I think Briggs must be enjoying this, it's flattering in a way.

[–]counters -5 points-4 points ago

Nobody has "their panties in a knot." I'd imagine there are quite a few head-shaped holes in desks and walls about now... Briggs is just wrong on so many different levels, and skeptics' refusal to capitulate on anything when they're obviously and so undeniably wrong is beyond frustrating.

[–]bluegarlic 3 points4 points ago*

Here you go again. Our esteemed "in house chief modeller"; whom work is so perfect nature itself is no match for. He predicts, he tries to persuade, to inspire; unfortunately nature turned its back onto him.
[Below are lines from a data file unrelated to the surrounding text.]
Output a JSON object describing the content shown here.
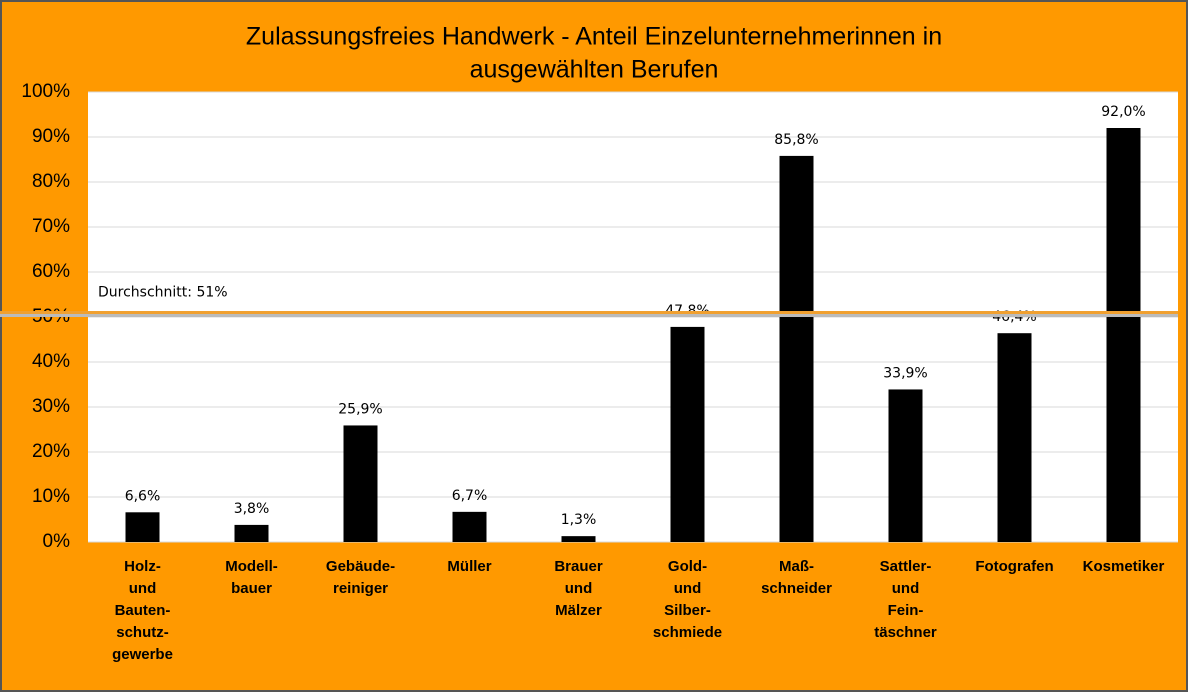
{
  "chart_data": {
    "type": "bar",
    "title": "Zulassungsfreies Handwerk - Anteil Einzelunternehmerinnen in",
    "subtitle": "ausgewählten Berufen",
    "categories": [
      "Holz-\nund\nBauten-\nschutz-\ngewerbe",
      "Modell-\nbauer",
      "Gebäude-\nreiniger",
      "Müller",
      "Brauer\nund\nMälzer",
      "Gold-\nund\nSilber-\nschmiede",
      "Maß-\nschneider",
      "Sattler-\nund\nFein-\ntäschner",
      "Fotografen",
      "Kosmetiker"
    ],
    "values": [
      6.6,
      3.8,
      25.9,
      6.7,
      1.3,
      47.8,
      85.8,
      33.9,
      46.4,
      92.0
    ],
    "value_labels": [
      "6,6%",
      "3,8%",
      "25,9%",
      "6,7%",
      "1,3%",
      "47,8%",
      "85,8%",
      "33,9%",
      "46,4%",
      "92,0%"
    ],
    "color": "#000000",
    "ylim": [
      0,
      100
    ],
    "yticks": [
      {
        "value": 0,
        "label": "0%"
      },
      {
        "value": 10,
        "label": "10%"
      },
      {
        "value": 20,
        "label": "20%"
      },
      {
        "value": 30,
        "label": "30%"
      },
      {
        "value": 40,
        "label": "40%"
      },
      {
        "value": 50,
        "label": "50%"
      },
      {
        "value": 60,
        "label": "60%"
      },
      {
        "value": 70,
        "label": "70%"
      },
      {
        "value": 80,
        "label": "80%"
      },
      {
        "value": 90,
        "label": "90%"
      },
      {
        "value": 100,
        "label": "100%"
      }
    ],
    "grid": true,
    "average": {
      "value": 51,
      "label": "Durchschnitt: 51%",
      "color": "#f0a030"
    }
  }
}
This is no time to despair, the self chosen one will keep on howling, yelling and sometimes even put rationality's mask over his tired figure.

[–]counters -1 points0 points ago

So, you agree then with Briggs that an average is a "model"?

[–]bluegarlic 1 point2 points ago

That allegation, if true, would be a minor typo/mistake compared to the things you paddled for quite some time.

[–]counters 1 point2 points ago

Yes, because the things I peddle are so far out of the mainstream...

[–]Seele 1 point2 points ago*

You disagree?

Of course an average can be considered to be a model. When you create a simplified representation of a phenomenon by picking out what you consider to be its salient features, while discarding what you consider irrelevant, in order to reason about it, you are using a model.

[–]counters 0 points1 point ago

Of course an average can be considered to be a model. When you create a simplified representation of a phenomenon by picking out what you consider to be its salient features, while discarding what you consider irrelevant, in order to reason about it, you are using a model.

You haven't described a model. We're not even arguing semantics here - we're arguing fundamental, basic understanding of what sort of conceptual frameworks are used by scientists to study the physical world. Can you produce any textbook or authoritative reference which backs up your assertion that an average is a "model"?

[–]Seele 3 points4 points ago

An average fits the criteria I outlined above. Do you dispute that? Do you dispute the criteria?

[–]madmanoflamancha -3 points-2 points ago

An average fits the criteria I outlined above.

It really doesn't. An average is a measure, not a model. It is not a "simplified representation of a phenomenon." If you believe this, then explain what phenomenon it is a simplified representation of?

[–]Seele 4 points5 points ago

An average is a proxy for a data set, chosen on the grounds that it represents (or models) the data set well enough to reason about it.

[–]madmanoflamancha -2 points-1 points ago

Following your definition, the number "5" qualifies a model...kinda defeats the point Briggs is trying to make.

[–]yoashby 1 point2 points ago

so you're saying you wear panties?

[–]counters 3 points4 points ago

What, and you don't?

[–]yoashby 1 point2 points ago

HA, well done. Was expecting angry tirade. We're getting somehwhere here.

[–]counters 1 point2 points ago

What, you think I'm "angry?" Do you have any idea how hilarious some of the posters/trolls in this forum are? Methinks you project too much.

[–]yoashby 1 point2 points ago

nah i said i was expecting an angry rant. me thinks we all get our backs up a bit too much in here. refreshing exchange this time.

[–]hammiesink -5 points-4 points ago

But Greg Laden is funded by the IPCC and the UN. Of course he would say that.